I had a friend that was hopelessly spoiled. He owned every game system, every game, and every peripheral. When he told me that his parents bought him a TurboGrafx 16, I freaked out. Being a huge nerd, I was insanely jealous and couldn’t wait to try out 16 BIT GAMING. Here’s a synopsis of Bonk’s Adventure, the game that shipped with the system and got us all hot and nerdy:
The game’s protagonist is Bonk, a strong caveboy who battles anthropomorphic dinosaurs and other prehistoric themed enemies. Bonk’s mission is to rescue Princess Za (a small pink Pleisiosaur-type reptile) who has been kidnapped by the evil King Drool (a large, green, Tyrannosaurus-type dinosaur)
Jesus, and to think I was so excited I peed on myself over this shit.
The year: 1993
The place: my sweaty dorkroom-Houston, TX
The game: Mortal Kombat
The amount of time and money I spent playing the original Mortal Kombat at the arcades can not be understated; I was a god among ants. The amount of hearts pulled out, heads ripped off, heads exploded, and nuts punched as my main man Johnny Cage numbered in the millions, and the kids I sent home to momma after shitting on their faces chaining Raiden’s flying move was just as high.
Despite all the glory I draped myself in at the arcade, having MK to play at home on my own TV was too good to be true. I owned both Genesis and SNES, as did all true nerds of the day. In the halcyon days of 1993, the release of MK was met with some controversy. Nintendo caved to the whiners and took out all the shit that made Mortal Kombat different, you know, the gore and the copious amounts of blood. The SNES version of MK instead had “sweat” fly off of your character when he got uppercutted out of the galaxy and tame “fatalities”.
The Genesis version retained all the gore and fatalities, but the graphics and sound were shit compared to the SNES version.

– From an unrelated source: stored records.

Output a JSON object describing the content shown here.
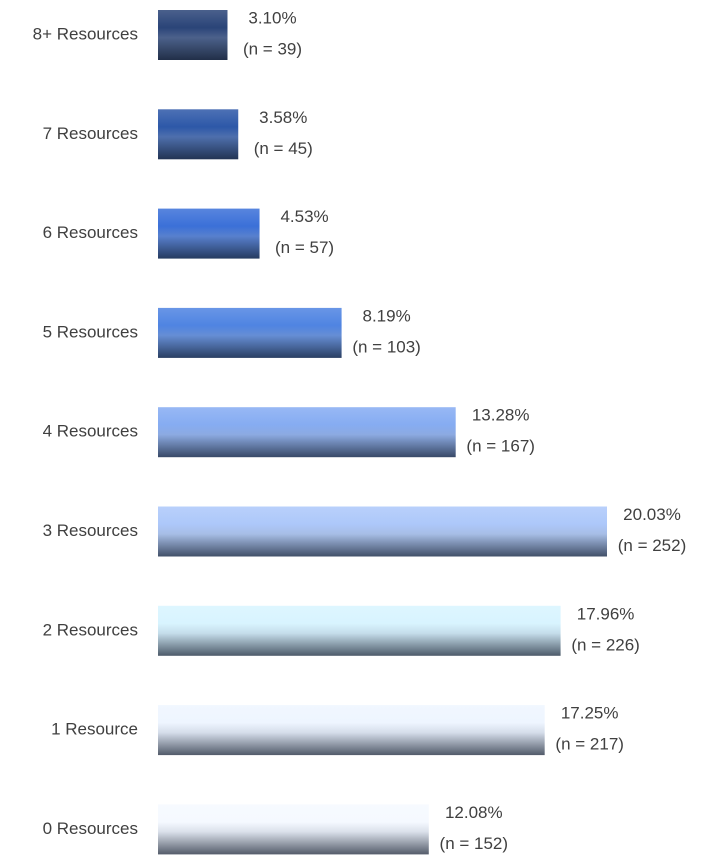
{
  "chart_data": {
    "type": "barh",
    "categories": [
      "8+ Resources",
      "7 Resources",
      "6 Resources",
      "5 Resources",
      "4 Resources",
      "3 Resources",
      "2 Resources",
      "1 Resource",
      "0 Resources"
    ],
    "values": [
      3.1,
      3.58,
      4.53,
      8.19,
      13.28,
      20.03,
      17.96,
      17.25,
      12.08
    ],
    "value_labels": [
      "3.10%",
      "3.58%",
      "4.53%",
      "8.19%",
      "13.28%",
      "20.03%",
      "17.96%",
      "17.25%",
      "12.08%"
    ],
    "count_labels": [
      "(n = 39)",
      "(n = 45)",
      "(n = 57)",
      "(n = 103)",
      "(n = 167)",
      "(n = 252)",
      "(n = 226)",
      "(n = 217)",
      "(n = 152)"
    ],
    "colors": [
      "#2a4478",
      "#2d58a8",
      "#3b70d8",
      "#4f84e2",
      "#86acf2",
      "#adc8fa",
      "#d8f4ff",
      "#eef5ff",
      "#f5f9ff"
    ]
  }
}
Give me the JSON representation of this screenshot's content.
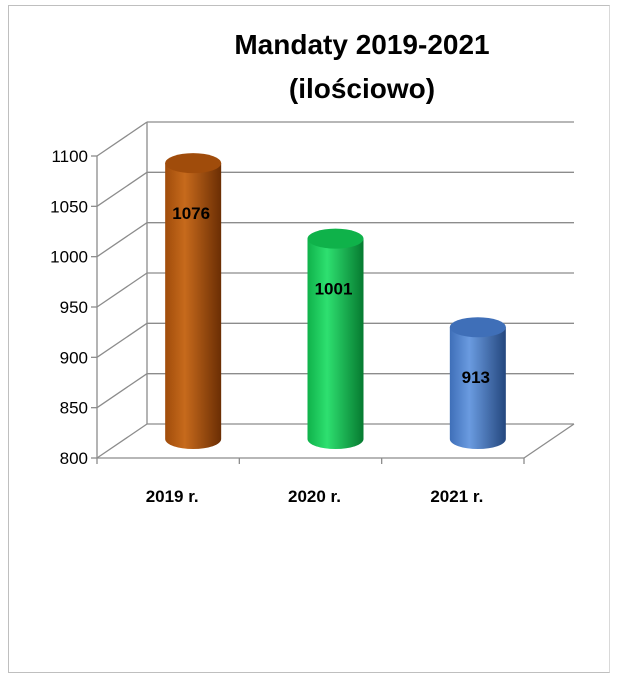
{
  "chart_data": {
    "type": "bar",
    "style": "3d-cylinder",
    "title_lines": [
      "Mandaty 2019-2021",
      "(ilościowo)"
    ],
    "categories": [
      "2019 r.",
      "2020 r.",
      "2021 r."
    ],
    "values": [
      1076,
      1001,
      913
    ],
    "data_labels": [
      "1076",
      "1001",
      "913"
    ],
    "ylim": [
      800,
      1100
    ],
    "yticks": [
      "800",
      "850",
      "900",
      "950",
      "1000",
      "1050",
      "1100"
    ],
    "grid": true,
    "legend": "none",
    "colors": [
      "#c0504d",
      "#9bbb59",
      "#4f81bd"
    ],
    "bar_colors": [
      {
        "light": "#c76a1c",
        "mid": "#a04c0b",
        "dark": "#6b2e04"
      },
      {
        "light": "#2ee070",
        "mid": "#0fb24a",
        "dark": "#067a30"
      },
      {
        "light": "#6a9be0",
        "mid": "#3f6fb8",
        "dark": "#24477e"
      }
    ]
  }
}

I bought both games and played the fuck out of the SNES version because even without all the gore, SNES’s version played better, had better graphics & sound, and didn’t make me feel like I was playing a stripped-down version of the game even though it didn’t have the elements that made the series what it is! Talk about a paradox, and thanks Tipper Gore & friends for making 15 year old me spend a hundred dollars to be not be able to play the game I wanted to. Yes, I’m still pissed about it.
The year: 1996
The place: Everywhere
The game: Too many to list
1996 was a very significant year for video games. Arcade games were waning for years while consoles and PC titles were coming on strong. Many franchises that still exist today were born in this year, such as:
Quake
Diablo
Resident Evil
Duke Nukem 3d
Tomb Raider
All successful series, except for Duke Nukem. Looking back, it seems like the modern era of gaming started around this time. And for this, I weep because nearly every big-release game since 1996 until now has been exactly the same. You can pick any of the games I listed, update their graphics and add in some achievements or some shit and have a game produced in 2012.
The mainstreaming of gaming has become detrimental to the hobby, as big studios buy out the little guys (I’m looking at you Westwood Studios) and innovators are co-opted by corporate philosophies of big profits and shitty production values. If you look at the “big games” recently released, you can see that the WalMartization of gaming is complete.
Oh shit, it is August 28th. Guild Wars 2 releases today, I have to run to the store and buy my copy and hope, as I have for 25 years, that history doesn’t repeat itself.